Annunciando la creazione dei nuovi cardinali, Francesco ha dichiarato che “la loro provenienza esprime l’universalità della Chiesa che continua ad annunciare l’amore misericordioso di Dio a tutti gli uomini della terra”.

“Questa porpora è per i poveri e i volontari, io non ho alcun merito”, ha detto a Vatican News monsignor Konrad Krajewski, che per i senzatetto di Roma è semplicemente “don Corrado”. Il Papa lo ha sorpreso. “Il Santo Padre non mi aveva detto niente”, “sono ancora così sconvolto”, ha confessato, ma la notizia non lo smuove di un millimetro dagli impegni che ha assunto negli ultimi anni.

“Credo che sia un riconoscimento per loro [i volontari] perché… ecco, mi viene in mente questo: che i primi cardinali erano diaconi, quindi quelli che servivano i poveri, perché i diaconi sono per i poveri…”, ha detto don Corrado, nato a Łódź (Polonia) il 25 novembre 1963. L’annuncio del Papa lo ha colto di sorpresa, mentre usciva dal Vaticano in bicicletta.

Don Corrado è entrato nel 1982 nel seminario diocesano di Łódź. L’11 giugno 1988, dopo aver conseguito un titolo in Teologia presso l’Università Cattolica di Lublino, è stato ordinato sacerdote.

Il 12 maggio 1999 è stato nominato Cerimoniere Pontificio, e il 3 agosto 2013 Elemosiniere di Sua Santità e arcivescovo titolare di Benevento.

Il 29 giugno Papa Francesco lo creerà cardinale ed entrerà nel gruppo “scelto” di pastori che possono eleggere ed essere eletti Pontefice.

Si tratta della dignità più elevata dopo quella del Romano Pontefice ed è un titolo e non un incarico.
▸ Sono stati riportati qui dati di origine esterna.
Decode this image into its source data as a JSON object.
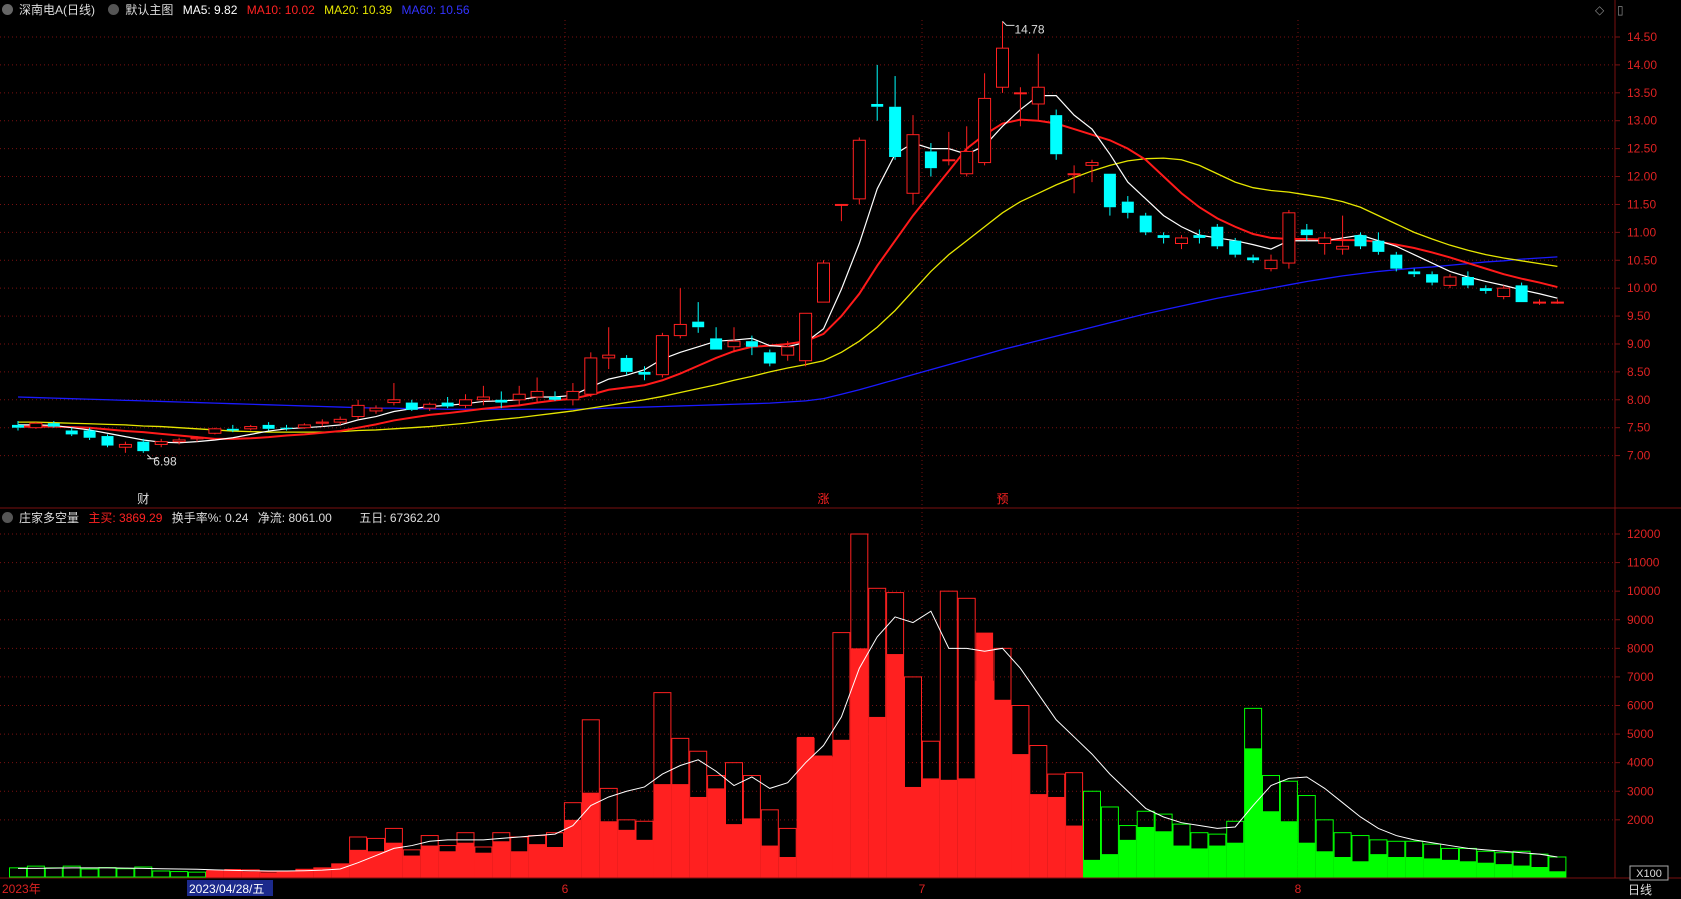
{
  "header": {
    "stock_name": "深南电A(日线)",
    "main_chart_label": "默认主图",
    "ma5": "MA5: 9.82",
    "ma10": "MA10: 10.02",
    "ma20": "MA20: 10.39",
    "ma60": "MA60: 10.56"
  },
  "indicator_header": {
    "name": "庄家多空量",
    "main_buy": "主买: 3869.29",
    "turnover": "换手率%: 0.24",
    "net_flow": "净流: 8061.00",
    "five_day": "五日: 67362.20"
  },
  "price_axis": {
    "ticks": [
      "14.50",
      "14.00",
      "13.50",
      "13.00",
      "12.50",
      "12.00",
      "11.50",
      "11.00",
      "10.50",
      "10.00",
      "9.50",
      "9.00",
      "8.50",
      "8.00",
      "7.50",
      "7.00"
    ],
    "max_label": "14.78",
    "min_label": "6.98"
  },
  "volume_axis": {
    "ticks": [
      "12000",
      "11000",
      "10000",
      "9000",
      "8000",
      "7000",
      "6000",
      "5000",
      "4000",
      "3000",
      "2000"
    ],
    "unit": "X100"
  },
  "time_axis": {
    "labels": [
      "2023年",
      "2023/04/28/五",
      "6",
      "7",
      "8"
    ]
  },
  "markers": {
    "cai": "财",
    "zhang": "涨",
    "yu": "预"
  },
  "footer": {
    "period": "日线"
  },
  "colors": {
    "up": "#ff2020",
    "down": "#00ffff",
    "ma5": "#ffffff",
    "ma10": "#ff1a1a",
    "ma20": "#e6e600",
    "ma60": "#1a1aff",
    "vol_down": "#00ff00",
    "grid": "#7a1010"
  },
  "chart_data": {
    "type": "candlestick",
    "candles": [
      {
        "o": 7.55,
        "h": 7.62,
        "l": 7.45,
        "c": 7.5
      },
      {
        "o": 7.5,
        "h": 7.6,
        "l": 7.48,
        "c": 7.58
      },
      {
        "o": 7.58,
        "h": 7.62,
        "l": 7.5,
        "c": 7.52
      },
      {
        "o": 7.45,
        "h": 7.5,
        "l": 7.35,
        "c": 7.38
      },
      {
        "o": 7.45,
        "h": 7.5,
        "l": 7.28,
        "c": 7.32
      },
      {
        "o": 7.35,
        "h": 7.38,
        "l": 7.15,
        "c": 7.18
      },
      {
        "o": 7.15,
        "h": 7.25,
        "l": 7.05,
        "c": 7.2
      },
      {
        "o": 7.25,
        "h": 7.3,
        "l": 7.05,
        "c": 7.08
      },
      {
        "o": 7.2,
        "h": 7.3,
        "l": 7.15,
        "c": 7.25
      },
      {
        "o": 7.25,
        "h": 7.32,
        "l": 7.2,
        "c": 7.28
      },
      {
        "o": 7.3,
        "h": 7.35,
        "l": 7.25,
        "c": 7.32
      },
      {
        "o": 7.4,
        "h": 7.5,
        "l": 7.38,
        "c": 7.48
      },
      {
        "o": 7.48,
        "h": 7.55,
        "l": 7.42,
        "c": 7.45
      },
      {
        "o": 7.48,
        "h": 7.55,
        "l": 7.45,
        "c": 7.52
      },
      {
        "o": 7.55,
        "h": 7.6,
        "l": 7.45,
        "c": 7.48
      },
      {
        "o": 7.5,
        "h": 7.55,
        "l": 7.45,
        "c": 7.48
      },
      {
        "o": 7.5,
        "h": 7.58,
        "l": 7.48,
        "c": 7.55
      },
      {
        "o": 7.58,
        "h": 7.65,
        "l": 7.52,
        "c": 7.6
      },
      {
        "o": 7.6,
        "h": 7.7,
        "l": 7.55,
        "c": 7.65
      },
      {
        "o": 7.7,
        "h": 8.0,
        "l": 7.65,
        "c": 7.9
      },
      {
        "o": 7.8,
        "h": 7.9,
        "l": 7.75,
        "c": 7.85
      },
      {
        "o": 7.95,
        "h": 8.3,
        "l": 7.9,
        "c": 8.0
      },
      {
        "o": 7.95,
        "h": 8.0,
        "l": 7.8,
        "c": 7.82
      },
      {
        "o": 7.85,
        "h": 7.95,
        "l": 7.8,
        "c": 7.92
      },
      {
        "o": 7.95,
        "h": 8.05,
        "l": 7.85,
        "c": 7.88
      },
      {
        "o": 7.9,
        "h": 8.1,
        "l": 7.85,
        "c": 8.0
      },
      {
        "o": 8.0,
        "h": 8.25,
        "l": 7.9,
        "c": 8.05
      },
      {
        "o": 8.0,
        "h": 8.15,
        "l": 7.85,
        "c": 7.95
      },
      {
        "o": 8.0,
        "h": 8.25,
        "l": 7.9,
        "c": 8.1
      },
      {
        "o": 8.05,
        "h": 8.4,
        "l": 7.95,
        "c": 8.15
      },
      {
        "o": 8.05,
        "h": 8.15,
        "l": 7.98,
        "c": 8.0
      },
      {
        "o": 8.0,
        "h": 8.3,
        "l": 7.9,
        "c": 8.15
      },
      {
        "o": 8.1,
        "h": 8.85,
        "l": 8.05,
        "c": 8.75
      },
      {
        "o": 8.75,
        "h": 9.3,
        "l": 8.55,
        "c": 8.8
      },
      {
        "o": 8.75,
        "h": 8.8,
        "l": 8.45,
        "c": 8.5
      },
      {
        "o": 8.5,
        "h": 8.6,
        "l": 8.35,
        "c": 8.45
      },
      {
        "o": 8.45,
        "h": 9.2,
        "l": 8.4,
        "c": 9.15
      },
      {
        "o": 9.15,
        "h": 10.0,
        "l": 9.1,
        "c": 9.35
      },
      {
        "o": 9.4,
        "h": 9.75,
        "l": 9.2,
        "c": 9.3
      },
      {
        "o": 9.1,
        "h": 9.3,
        "l": 8.9,
        "c": 8.9
      },
      {
        "o": 8.95,
        "h": 9.3,
        "l": 8.85,
        "c": 9.05
      },
      {
        "o": 9.05,
        "h": 9.15,
        "l": 8.8,
        "c": 8.95
      },
      {
        "o": 8.85,
        "h": 8.9,
        "l": 8.6,
        "c": 8.65
      },
      {
        "o": 8.8,
        "h": 9.05,
        "l": 8.7,
        "c": 8.95
      },
      {
        "o": 8.7,
        "h": 9.55,
        "l": 8.6,
        "c": 9.55
      },
      {
        "o": 9.75,
        "h": 10.5,
        "l": 9.75,
        "c": 10.45
      },
      {
        "o": 11.5,
        "h": 11.5,
        "l": 11.2,
        "c": 11.5
      },
      {
        "o": 11.6,
        "h": 12.7,
        "l": 11.5,
        "c": 12.65
      },
      {
        "o": 13.3,
        "h": 14.0,
        "l": 13.0,
        "c": 13.25
      },
      {
        "o": 13.25,
        "h": 13.8,
        "l": 12.3,
        "c": 12.35
      },
      {
        "o": 11.7,
        "h": 13.1,
        "l": 11.5,
        "c": 12.75
      },
      {
        "o": 12.45,
        "h": 12.6,
        "l": 12.0,
        "c": 12.15
      },
      {
        "o": 12.3,
        "h": 12.8,
        "l": 12.2,
        "c": 12.3
      },
      {
        "o": 12.05,
        "h": 12.9,
        "l": 12.0,
        "c": 12.45
      },
      {
        "o": 12.25,
        "h": 13.85,
        "l": 12.2,
        "c": 13.4
      },
      {
        "o": 13.6,
        "h": 14.78,
        "l": 13.5,
        "c": 14.3
      },
      {
        "o": 13.5,
        "h": 13.6,
        "l": 12.9,
        "c": 13.5
      },
      {
        "o": 13.3,
        "h": 14.2,
        "l": 13.0,
        "c": 13.6
      },
      {
        "o": 13.1,
        "h": 13.2,
        "l": 12.3,
        "c": 12.4
      },
      {
        "o": 12.05,
        "h": 12.2,
        "l": 11.7,
        "c": 12.05
      },
      {
        "o": 12.2,
        "h": 12.3,
        "l": 11.9,
        "c": 12.25
      },
      {
        "o": 12.05,
        "h": 12.05,
        "l": 11.3,
        "c": 11.45
      },
      {
        "o": 11.55,
        "h": 11.65,
        "l": 11.25,
        "c": 11.35
      },
      {
        "o": 11.3,
        "h": 11.35,
        "l": 10.95,
        "c": 11.0
      },
      {
        "o": 10.95,
        "h": 11.0,
        "l": 10.8,
        "c": 10.9
      },
      {
        "o": 10.8,
        "h": 10.95,
        "l": 10.7,
        "c": 10.9
      },
      {
        "o": 10.95,
        "h": 11.05,
        "l": 10.8,
        "c": 10.9
      },
      {
        "o": 11.1,
        "h": 11.15,
        "l": 10.7,
        "c": 10.75
      },
      {
        "o": 10.85,
        "h": 10.9,
        "l": 10.55,
        "c": 10.6
      },
      {
        "o": 10.55,
        "h": 10.6,
        "l": 10.45,
        "c": 10.5
      },
      {
        "o": 10.35,
        "h": 10.6,
        "l": 10.3,
        "c": 10.5
      },
      {
        "o": 10.45,
        "h": 11.4,
        "l": 10.35,
        "c": 11.35
      },
      {
        "o": 11.05,
        "h": 11.15,
        "l": 10.85,
        "c": 10.95
      },
      {
        "o": 10.8,
        "h": 11.0,
        "l": 10.6,
        "c": 10.9
      },
      {
        "o": 10.7,
        "h": 11.3,
        "l": 10.6,
        "c": 10.75
      },
      {
        "o": 10.95,
        "h": 11.0,
        "l": 10.7,
        "c": 10.75
      },
      {
        "o": 10.85,
        "h": 11.0,
        "l": 10.6,
        "c": 10.65
      },
      {
        "o": 10.6,
        "h": 10.65,
        "l": 10.3,
        "c": 10.35
      },
      {
        "o": 10.3,
        "h": 10.35,
        "l": 10.2,
        "c": 10.25
      },
      {
        "o": 10.25,
        "h": 10.3,
        "l": 10.05,
        "c": 10.1
      },
      {
        "o": 10.05,
        "h": 10.25,
        "l": 10.0,
        "c": 10.2
      },
      {
        "o": 10.2,
        "h": 10.3,
        "l": 10.0,
        "c": 10.05
      },
      {
        "o": 10.0,
        "h": 10.05,
        "l": 9.9,
        "c": 9.95
      },
      {
        "o": 9.85,
        "h": 10.05,
        "l": 9.8,
        "c": 10.0
      },
      {
        "o": 10.05,
        "h": 10.1,
        "l": 9.75,
        "c": 9.75
      },
      {
        "o": 9.75,
        "h": 9.8,
        "l": 9.7,
        "c": 9.75
      },
      {
        "o": 9.75,
        "h": 9.8,
        "l": 9.72,
        "c": 9.75
      }
    ],
    "ma5": [
      7.55,
      7.55,
      7.54,
      7.5,
      7.46,
      7.4,
      7.34,
      7.28,
      7.24,
      7.23,
      7.25,
      7.28,
      7.32,
      7.38,
      7.44,
      7.48,
      7.5,
      7.52,
      7.55,
      7.64,
      7.7,
      7.79,
      7.84,
      7.88,
      7.9,
      7.93,
      7.97,
      7.98,
      8.0,
      8.05,
      8.05,
      8.08,
      8.23,
      8.37,
      8.44,
      8.54,
      8.73,
      8.85,
      8.95,
      9.05,
      9.07,
      9.1,
      8.97,
      8.95,
      9.03,
      9.27,
      9.98,
      10.8,
      11.78,
      12.4,
      12.6,
      12.5,
      12.5,
      12.4,
      12.55,
      12.9,
      13.2,
      13.45,
      13.45,
      13.1,
      12.85,
      12.4,
      11.9,
      11.6,
      11.3,
      11.1,
      10.95,
      10.9,
      10.85,
      10.78,
      10.7,
      10.85,
      10.85,
      10.85,
      10.9,
      10.95,
      10.85,
      10.75,
      10.6,
      10.45,
      10.3,
      10.2,
      10.12,
      10.05,
      9.97,
      9.9,
      9.82
    ],
    "ma10": [
      7.52,
      7.52,
      7.52,
      7.51,
      7.5,
      7.47,
      7.44,
      7.42,
      7.39,
      7.36,
      7.33,
      7.3,
      7.3,
      7.31,
      7.33,
      7.36,
      7.38,
      7.41,
      7.44,
      7.5,
      7.56,
      7.63,
      7.68,
      7.73,
      7.76,
      7.8,
      7.84,
      7.87,
      7.9,
      7.95,
      7.99,
      8.02,
      8.09,
      8.18,
      8.22,
      8.26,
      8.35,
      8.47,
      8.61,
      8.75,
      8.87,
      8.95,
      8.97,
      9.0,
      9.05,
      9.18,
      9.5,
      9.9,
      10.4,
      10.85,
      11.3,
      11.7,
      12.1,
      12.5,
      12.75,
      12.95,
      13.02,
      13.0,
      12.95,
      12.85,
      12.75,
      12.65,
      12.5,
      12.3,
      12.0,
      11.7,
      11.45,
      11.25,
      11.1,
      10.97,
      10.9,
      10.88,
      10.88,
      10.87,
      10.86,
      10.86,
      10.83,
      10.78,
      10.72,
      10.64,
      10.55,
      10.45,
      10.35,
      10.25,
      10.17,
      10.1,
      10.02
    ],
    "ma20": [
      7.6,
      7.6,
      7.59,
      7.58,
      7.57,
      7.56,
      7.55,
      7.53,
      7.52,
      7.5,
      7.48,
      7.46,
      7.44,
      7.43,
      7.42,
      7.42,
      7.42,
      7.42,
      7.43,
      7.45,
      7.46,
      7.48,
      7.5,
      7.52,
      7.55,
      7.58,
      7.62,
      7.65,
      7.68,
      7.72,
      7.76,
      7.8,
      7.85,
      7.9,
      7.95,
      8.0,
      8.06,
      8.13,
      8.2,
      8.27,
      8.35,
      8.42,
      8.5,
      8.57,
      8.63,
      8.7,
      8.85,
      9.05,
      9.3,
      9.6,
      9.95,
      10.3,
      10.6,
      10.85,
      11.1,
      11.35,
      11.55,
      11.7,
      11.85,
      11.98,
      12.1,
      12.2,
      12.28,
      12.32,
      12.33,
      12.3,
      12.2,
      12.05,
      11.9,
      11.8,
      11.75,
      11.72,
      11.67,
      11.62,
      11.55,
      11.45,
      11.3,
      11.15,
      11.0,
      10.88,
      10.77,
      10.68,
      10.6,
      10.54,
      10.49,
      10.44,
      10.39
    ],
    "ma60": [
      8.05,
      8.04,
      8.03,
      8.02,
      8.01,
      8.0,
      7.99,
      7.98,
      7.97,
      7.96,
      7.95,
      7.94,
      7.93,
      7.92,
      7.91,
      7.9,
      7.89,
      7.88,
      7.87,
      7.86,
      7.85,
      7.85,
      7.84,
      7.84,
      7.83,
      7.83,
      7.83,
      7.83,
      7.83,
      7.83,
      7.83,
      7.83,
      7.84,
      7.85,
      7.86,
      7.87,
      7.88,
      7.89,
      7.9,
      7.91,
      7.92,
      7.93,
      7.94,
      7.96,
      7.98,
      8.02,
      8.1,
      8.18,
      8.27,
      8.36,
      8.45,
      8.54,
      8.63,
      8.72,
      8.81,
      8.9,
      8.98,
      9.06,
      9.14,
      9.22,
      9.3,
      9.38,
      9.46,
      9.54,
      9.61,
      9.68,
      9.75,
      9.82,
      9.88,
      9.94,
      10.0,
      10.06,
      10.12,
      10.17,
      10.22,
      10.26,
      10.3,
      10.33,
      10.36,
      10.38,
      10.41,
      10.44,
      10.47,
      10.49,
      10.52,
      10.54,
      10.56
    ],
    "volume_outline": [
      320,
      380,
      320,
      380,
      280,
      330,
      290,
      350,
      210,
      190,
      170,
      190,
      220,
      250,
      180,
      200,
      270,
      320,
      460,
      1400,
      1350,
      1700,
      950,
      1450,
      1100,
      1550,
      1050,
      1550,
      1400,
      1450,
      1550,
      2600,
      5500,
      3100,
      2000,
      1950,
      6450,
      4850,
      4400,
      3550,
      4000,
      3550,
      2350,
      1700,
      4850,
      4200,
      8550,
      12000,
      10100,
      9950,
      7000,
      4750,
      10000,
      9750,
      6850,
      8000,
      6000,
      4600,
      3600,
      3650,
      3000,
      2450,
      1800,
      2300,
      2200,
      1850,
      1550,
      1500,
      1950,
      5900,
      3550,
      3350,
      2850,
      2000,
      1550,
      1450,
      1300,
      1250,
      1250,
      1150,
      1000,
      1000,
      900,
      850,
      900,
      800,
      700
    ],
    "volume_fill": [
      0,
      0,
      0,
      0,
      0,
      0,
      0,
      0,
      0,
      0,
      0,
      250,
      280,
      200,
      150,
      200,
      270,
      320,
      460,
      950,
      900,
      1200,
      750,
      1100,
      900,
      1200,
      850,
      1250,
      900,
      1150,
      1050,
      2000,
      2950,
      1950,
      1650,
      1300,
      3250,
      3250,
      2800,
      3100,
      1850,
      2050,
      1100,
      700,
      4900,
      4250,
      4800,
      8000,
      5600,
      7800,
      3150,
      3450,
      3400,
      3450,
      8550,
      6200,
      4300,
      2900,
      2800,
      1800,
      600,
      800,
      1300,
      1750,
      1600,
      1100,
      1000,
      1100,
      1200,
      4500,
      2300,
      1950,
      1200,
      900,
      700,
      550,
      800,
      700,
      700,
      650,
      600,
      550,
      500,
      450,
      400,
      350,
      200
    ],
    "volume_side": [
      "down",
      "down",
      "down",
      "down",
      "down",
      "down",
      "down",
      "down",
      "down",
      "down",
      "down",
      "up",
      "up",
      "up",
      "up",
      "up",
      "up",
      "up",
      "up",
      "up",
      "up",
      "up",
      "up",
      "up",
      "up",
      "up",
      "up",
      "up",
      "up",
      "up",
      "up",
      "up",
      "up",
      "up",
      "up",
      "up",
      "up",
      "up",
      "up",
      "up",
      "up",
      "up",
      "up",
      "up",
      "up",
      "up",
      "up",
      "up",
      "up",
      "up",
      "up",
      "up",
      "up",
      "up",
      "up",
      "up",
      "up",
      "up",
      "up",
      "up",
      "down",
      "down",
      "down",
      "down",
      "down",
      "down",
      "down",
      "down",
      "down",
      "down",
      "down",
      "down",
      "down",
      "down",
      "down",
      "down",
      "down",
      "down",
      "down",
      "down",
      "down",
      "down",
      "down",
      "down",
      "down",
      "down",
      "down"
    ],
    "volume_ma": [
      300,
      300,
      310,
      320,
      320,
      320,
      310,
      300,
      290,
      280,
      270,
      250,
      230,
      220,
      210,
      210,
      220,
      240,
      280,
      500,
      750,
      1000,
      1100,
      1250,
      1300,
      1300,
      1300,
      1350,
      1400,
      1450,
      1500,
      1800,
      2500,
      2800,
      3000,
      3150,
      3600,
      3900,
      4100,
      3700,
      3200,
      3500,
      3100,
      3300,
      4000,
      4600,
      5600,
      7300,
      8400,
      9100,
      8900,
      9300,
      8000,
      8000,
      7900,
      8000,
      7300,
      6400,
      5500,
      4900,
      4300,
      3600,
      3000,
      2400,
      2100,
      1900,
      1800,
      1700,
      1750,
      2500,
      3200,
      3450,
      3500,
      3100,
      2600,
      2100,
      1700,
      1450,
      1300,
      1200,
      1100,
      1000,
      950,
      900,
      850,
      800,
      700
    ]
  }
}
In questo modo, don Corrado è chiamato ad essere aiutante e consigliere del Papa nel governo di tutta la Chiesa.

Don Corrado è stato la “mano invisibile” e diligente dietro i lavori per realizzare le docce e il barbiere per i senzatetto in Vaticano e l’aiuto ai rifugiati. Tra le altre iniziative, ha organizzato anche il Giubileo dei Poveri, oltre alla prima giornata mondiale dedicata a loro nel 2017, eredità del Giubileo della Misericordia.